After he finished his drink, he turned off the lights in the living room and stretched out on the couch.
Jake Grafton was wide awake at four in the morning. The camp was lit only by floodlights on the perimeter fences, yet there was just enough illumination leaking through the front flap of the tent to see by. All the cots were occupied. It was August and hot and the cicadas outside, and the farting, snoring, deep-breathing sleepers inside made it anything but silent.
Grafton had spent the evening talking to his fellow detainees. They were almost all white and perhaps forty years old or older. Some had been arrested at home and allowed to bring their medications; others had been arrested at their places of business or in restaurants or golf clubs or bars. The police or federal agents knew whom they wanted, and they came and cuffed them and led them away without much fuss or bother. Several said they were pretty liquored up and loudly denouncing Soetoro and the feds, but the cops treated them decently anyway. Maybe the fact that they were spouting anti-government sentiments when arrested made a deeper impression on the witnesses.

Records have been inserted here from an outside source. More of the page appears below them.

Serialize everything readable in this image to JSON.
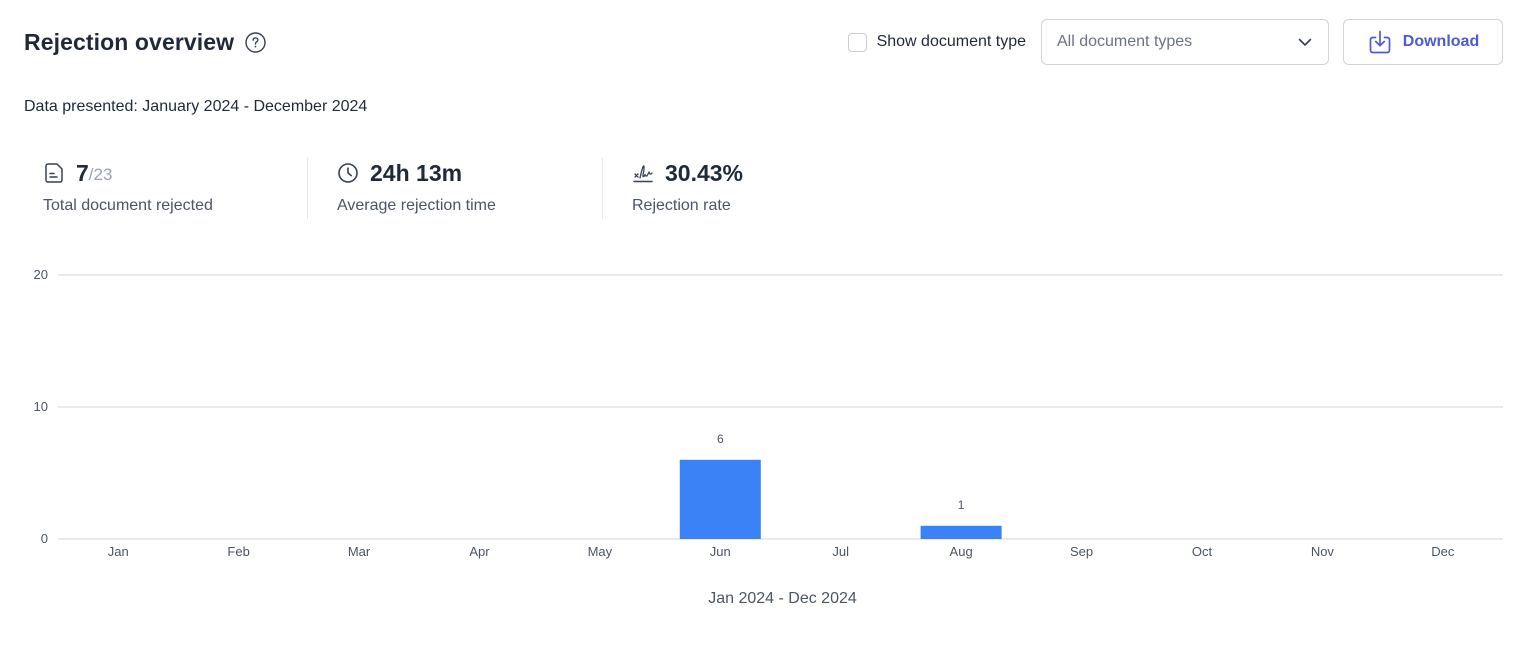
{
  "header": {
    "title": "Rejection overview",
    "help_icon": "question-circle-icon",
    "show_document_type_label": "Show document type",
    "document_type_select": "All document types",
    "download_label": "Download"
  },
  "period": "Data presented: January 2024 - December 2024",
  "stats": {
    "total_rejected": {
      "value": "7",
      "total": "/23",
      "label": "Total document rejected",
      "icon": "document-icon"
    },
    "avg_time": {
      "value": "24h 13m",
      "label": "Average rejection time",
      "icon": "clock-icon"
    },
    "rate": {
      "value": "30.43%",
      "label": "Rejection rate",
      "icon": "signature-icon"
    }
  },
  "colors": {
    "accent": "#4a5bd4",
    "bar": "#3b82f6",
    "grid": "#d1d5db"
  },
  "chart_data": {
    "type": "bar",
    "categories": [
      "Jan",
      "Feb",
      "Mar",
      "Apr",
      "May",
      "Jun",
      "Jul",
      "Aug",
      "Sep",
      "Oct",
      "Nov",
      "Dec"
    ],
    "values": [
      0,
      0,
      0,
      0,
      0,
      6,
      0,
      1,
      0,
      0,
      0,
      0
    ],
    "data_labels": [
      "",
      "",
      "",
      "",
      "",
      "6",
      "",
      "1",
      "",
      "",
      "",
      ""
    ],
    "yticks": [
      "0",
      "10",
      "20"
    ],
    "ylim": [
      0,
      20
    ],
    "xlabel": "Jan 2024 - Dec 2024",
    "ylabel": "",
    "grid": true,
    "legend": "none"
  }
}
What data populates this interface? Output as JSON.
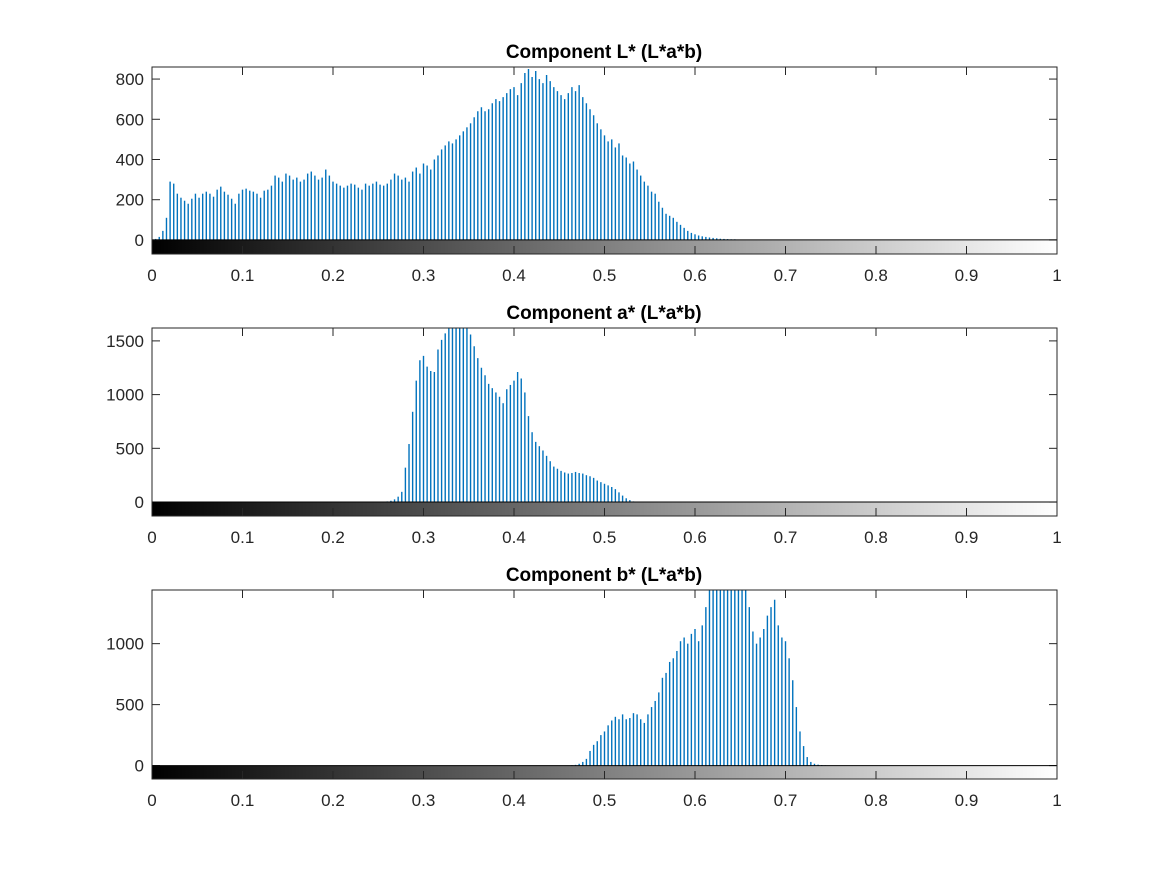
{
  "chart_data": [
    {
      "type": "bar",
      "title": "Component L* (L*a*b)",
      "xlabel": "",
      "ylabel": "",
      "xlim": [
        0,
        1
      ],
      "ylim": [
        -70,
        860
      ],
      "yticks": [
        0,
        200,
        400,
        600,
        800
      ],
      "xticks": [
        0,
        0.1,
        0.2,
        0.3,
        0.4,
        0.5,
        0.6,
        0.7,
        0.8,
        0.9,
        1
      ],
      "xtick_labels": [
        "0",
        "0.1",
        "0.2",
        "0.3",
        "0.4",
        "0.5",
        "0.6",
        "0.7",
        "0.8",
        "0.9",
        "1"
      ],
      "grayscale_colorbar": true,
      "bar_color": "#0072BD",
      "x": [
        0.004,
        0.008,
        0.012,
        0.016,
        0.02,
        0.024,
        0.028,
        0.032,
        0.036,
        0.04,
        0.044,
        0.048,
        0.052,
        0.056,
        0.06,
        0.064,
        0.068,
        0.072,
        0.076,
        0.08,
        0.084,
        0.088,
        0.092,
        0.096,
        0.1,
        0.104,
        0.108,
        0.112,
        0.116,
        0.12,
        0.124,
        0.128,
        0.132,
        0.136,
        0.14,
        0.144,
        0.148,
        0.152,
        0.156,
        0.16,
        0.164,
        0.168,
        0.172,
        0.176,
        0.18,
        0.184,
        0.188,
        0.192,
        0.196,
        0.2,
        0.204,
        0.208,
        0.212,
        0.216,
        0.22,
        0.224,
        0.228,
        0.232,
        0.236,
        0.24,
        0.244,
        0.248,
        0.252,
        0.256,
        0.26,
        0.264,
        0.268,
        0.272,
        0.276,
        0.28,
        0.284,
        0.288,
        0.292,
        0.296,
        0.3,
        0.304,
        0.308,
        0.312,
        0.316,
        0.32,
        0.324,
        0.328,
        0.332,
        0.336,
        0.34,
        0.344,
        0.348,
        0.352,
        0.356,
        0.36,
        0.364,
        0.368,
        0.372,
        0.376,
        0.38,
        0.384,
        0.388,
        0.392,
        0.396,
        0.4,
        0.404,
        0.408,
        0.412,
        0.416,
        0.42,
        0.424,
        0.428,
        0.432,
        0.436,
        0.44,
        0.444,
        0.448,
        0.452,
        0.456,
        0.46,
        0.464,
        0.468,
        0.472,
        0.476,
        0.48,
        0.484,
        0.488,
        0.492,
        0.496,
        0.5,
        0.504,
        0.508,
        0.512,
        0.516,
        0.52,
        0.524,
        0.528,
        0.532,
        0.536,
        0.54,
        0.544,
        0.548,
        0.552,
        0.556,
        0.56,
        0.564,
        0.568,
        0.572,
        0.576,
        0.58,
        0.584,
        0.588,
        0.592,
        0.596,
        0.6,
        0.604,
        0.608,
        0.612,
        0.616,
        0.62,
        0.624,
        0.628,
        0.632,
        0.636,
        0.64,
        0.644,
        0.648,
        0.652,
        0.656,
        0.66,
        0.664,
        0.668,
        0.672,
        0.676,
        0.68,
        0.684,
        0.688,
        0.692,
        0.696,
        0.7,
        0.704,
        0.708,
        0.712
      ],
      "values": [
        5,
        15,
        45,
        110,
        290,
        280,
        230,
        210,
        195,
        180,
        205,
        230,
        210,
        230,
        240,
        230,
        215,
        250,
        265,
        240,
        225,
        205,
        180,
        230,
        250,
        255,
        245,
        240,
        230,
        210,
        245,
        250,
        270,
        320,
        310,
        290,
        330,
        320,
        300,
        310,
        290,
        300,
        330,
        340,
        320,
        300,
        310,
        350,
        320,
        290,
        280,
        270,
        260,
        270,
        280,
        275,
        260,
        250,
        280,
        270,
        280,
        290,
        275,
        270,
        280,
        300,
        330,
        320,
        300,
        310,
        290,
        340,
        360,
        330,
        380,
        370,
        350,
        400,
        420,
        450,
        470,
        490,
        480,
        500,
        520,
        540,
        560,
        580,
        610,
        640,
        660,
        640,
        650,
        680,
        700,
        690,
        710,
        730,
        750,
        760,
        720,
        780,
        830,
        850,
        810,
        840,
        800,
        780,
        820,
        790,
        760,
        740,
        720,
        700,
        730,
        760,
        740,
        770,
        710,
        680,
        650,
        620,
        580,
        550,
        520,
        490,
        500,
        460,
        480,
        420,
        410,
        380,
        390,
        350,
        320,
        290,
        270,
        240,
        230,
        190,
        160,
        130,
        120,
        110,
        90,
        75,
        60,
        45,
        35,
        28,
        22,
        18,
        15,
        12,
        10,
        8,
        6,
        5,
        4,
        3,
        3,
        2,
        2,
        2,
        2,
        1,
        1,
        1,
        1,
        1,
        1,
        1,
        1,
        1,
        1,
        1,
        1,
        1
      ]
    },
    {
      "type": "bar",
      "title": "Component a* (L*a*b)",
      "xlabel": "",
      "ylabel": "",
      "xlim": [
        0,
        1
      ],
      "ylim": [
        -130,
        1620
      ],
      "yticks": [
        0,
        500,
        1000,
        1500
      ],
      "xticks": [
        0,
        0.1,
        0.2,
        0.3,
        0.4,
        0.5,
        0.6,
        0.7,
        0.8,
        0.9,
        1
      ],
      "xtick_labels": [
        "0",
        "0.1",
        "0.2",
        "0.3",
        "0.4",
        "0.5",
        "0.6",
        "0.7",
        "0.8",
        "0.9",
        "1"
      ],
      "grayscale_colorbar": true,
      "bar_color": "#0072BD",
      "x": [
        0.256,
        0.26,
        0.264,
        0.268,
        0.272,
        0.276,
        0.28,
        0.284,
        0.288,
        0.292,
        0.296,
        0.3,
        0.304,
        0.308,
        0.312,
        0.316,
        0.32,
        0.324,
        0.328,
        0.332,
        0.336,
        0.34,
        0.344,
        0.348,
        0.352,
        0.356,
        0.36,
        0.364,
        0.368,
        0.372,
        0.376,
        0.38,
        0.384,
        0.388,
        0.392,
        0.396,
        0.4,
        0.404,
        0.408,
        0.412,
        0.416,
        0.42,
        0.424,
        0.428,
        0.432,
        0.436,
        0.44,
        0.444,
        0.448,
        0.452,
        0.456,
        0.46,
        0.464,
        0.468,
        0.472,
        0.476,
        0.48,
        0.484,
        0.488,
        0.492,
        0.496,
        0.5,
        0.504,
        0.508,
        0.512,
        0.516,
        0.52,
        0.524,
        0.528,
        0.532
      ],
      "values": [
        3,
        6,
        12,
        25,
        50,
        95,
        320,
        540,
        840,
        1130,
        1320,
        1360,
        1260,
        1220,
        1210,
        1420,
        1510,
        1570,
        1620,
        1620,
        1620,
        1620,
        1620,
        1620,
        1560,
        1450,
        1340,
        1250,
        1180,
        1100,
        1060,
        1020,
        980,
        920,
        1050,
        1090,
        1130,
        1210,
        1150,
        1020,
        800,
        650,
        560,
        520,
        480,
        430,
        380,
        330,
        310,
        290,
        275,
        265,
        270,
        280,
        270,
        265,
        250,
        240,
        225,
        200,
        185,
        170,
        155,
        140,
        120,
        90,
        60,
        35,
        18,
        6
      ]
    },
    {
      "type": "bar",
      "title": "Component b* (L*a*b)",
      "xlabel": "",
      "ylabel": "",
      "xlim": [
        0,
        1
      ],
      "ylim": [
        -110,
        1440
      ],
      "yticks": [
        0,
        500,
        1000
      ],
      "xticks": [
        0,
        0.1,
        0.2,
        0.3,
        0.4,
        0.5,
        0.6,
        0.7,
        0.8,
        0.9,
        1
      ],
      "xtick_labels": [
        "0",
        "0.1",
        "0.2",
        "0.3",
        "0.4",
        "0.5",
        "0.6",
        "0.7",
        "0.8",
        "0.9",
        "1"
      ],
      "grayscale_colorbar": true,
      "bar_color": "#0072BD",
      "x": [
        0.464,
        0.468,
        0.472,
        0.476,
        0.48,
        0.484,
        0.488,
        0.492,
        0.496,
        0.5,
        0.504,
        0.508,
        0.512,
        0.516,
        0.52,
        0.524,
        0.528,
        0.532,
        0.536,
        0.54,
        0.544,
        0.548,
        0.552,
        0.556,
        0.56,
        0.564,
        0.568,
        0.572,
        0.576,
        0.58,
        0.584,
        0.588,
        0.592,
        0.596,
        0.6,
        0.604,
        0.608,
        0.612,
        0.616,
        0.62,
        0.624,
        0.628,
        0.632,
        0.636,
        0.64,
        0.644,
        0.648,
        0.652,
        0.656,
        0.66,
        0.664,
        0.668,
        0.672,
        0.676,
        0.68,
        0.684,
        0.688,
        0.692,
        0.696,
        0.7,
        0.704,
        0.708,
        0.712,
        0.716,
        0.72,
        0.724,
        0.728,
        0.732,
        0.736,
        0.74,
        0.744
      ],
      "values": [
        3,
        6,
        15,
        30,
        55,
        120,
        170,
        200,
        250,
        280,
        330,
        370,
        400,
        380,
        420,
        380,
        390,
        430,
        420,
        380,
        350,
        420,
        480,
        530,
        600,
        720,
        760,
        850,
        880,
        940,
        1020,
        1050,
        1000,
        1080,
        1120,
        1020,
        1150,
        1300,
        1440,
        1440,
        1440,
        1440,
        1440,
        1440,
        1440,
        1440,
        1440,
        1440,
        1440,
        1300,
        1100,
        1000,
        1050,
        1120,
        1230,
        1300,
        1360,
        1150,
        1050,
        1020,
        880,
        700,
        480,
        280,
        160,
        70,
        30,
        15,
        8,
        4,
        2
      ]
    }
  ]
}
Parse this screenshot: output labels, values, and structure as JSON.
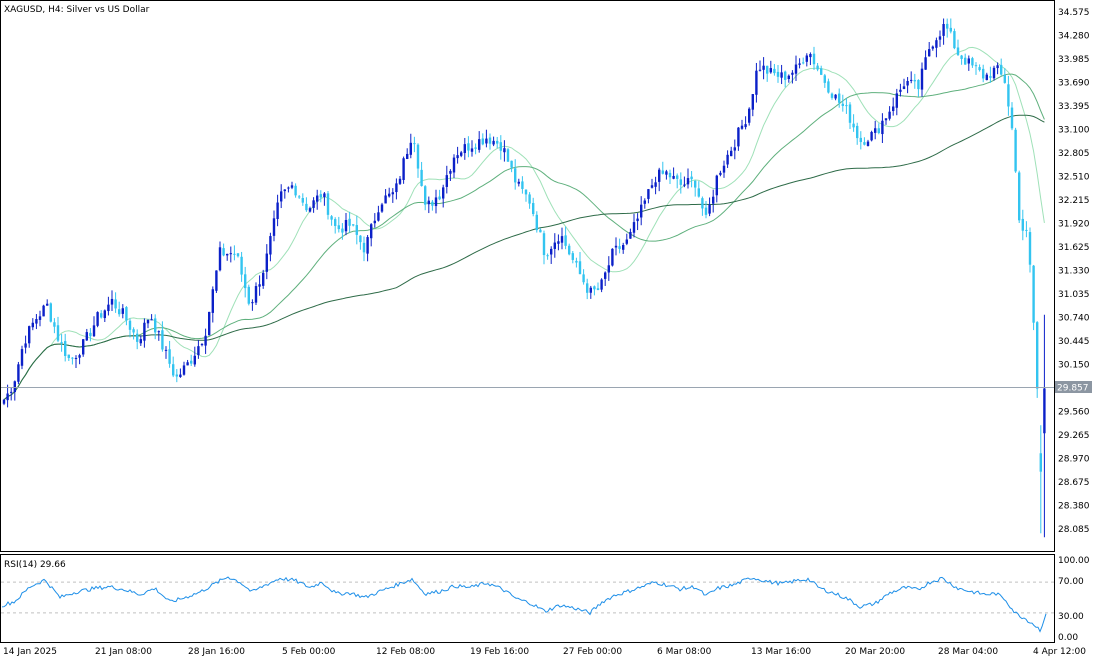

The detainees were small-business men, middle or senior managers or officers in major enterprises, civil servants, state or county politicians, a few preachers, a lot of military and civil retirees. A couple of sheriffs. Basically, the feds had taken a large sample of white America. Apparently federal officers had taken a similar sample from the female population; the women were housed in other tents at Camp Dawson, and males and females mingled inside the compound until lights out was called. The detainees were a talkative bunch, gathering in ever-shifting groups, talking, talking, talking. They also gabbled endlessly on cell phones to the folks at home.
A lot of these people needed medications, and they didn’t have them. Grafton thought this meant the detention was intended to be only for a short period, or whoever had planned it had planned it poorly. After many years spent in large bureaucracies, he suspected the latter was the case.
Grafton got up from his cot and headed for the latrine. Once outside the tent, he pulled the cell phone from his pocket and turned it on. In a moment the device locked onto the network. Still had a charge.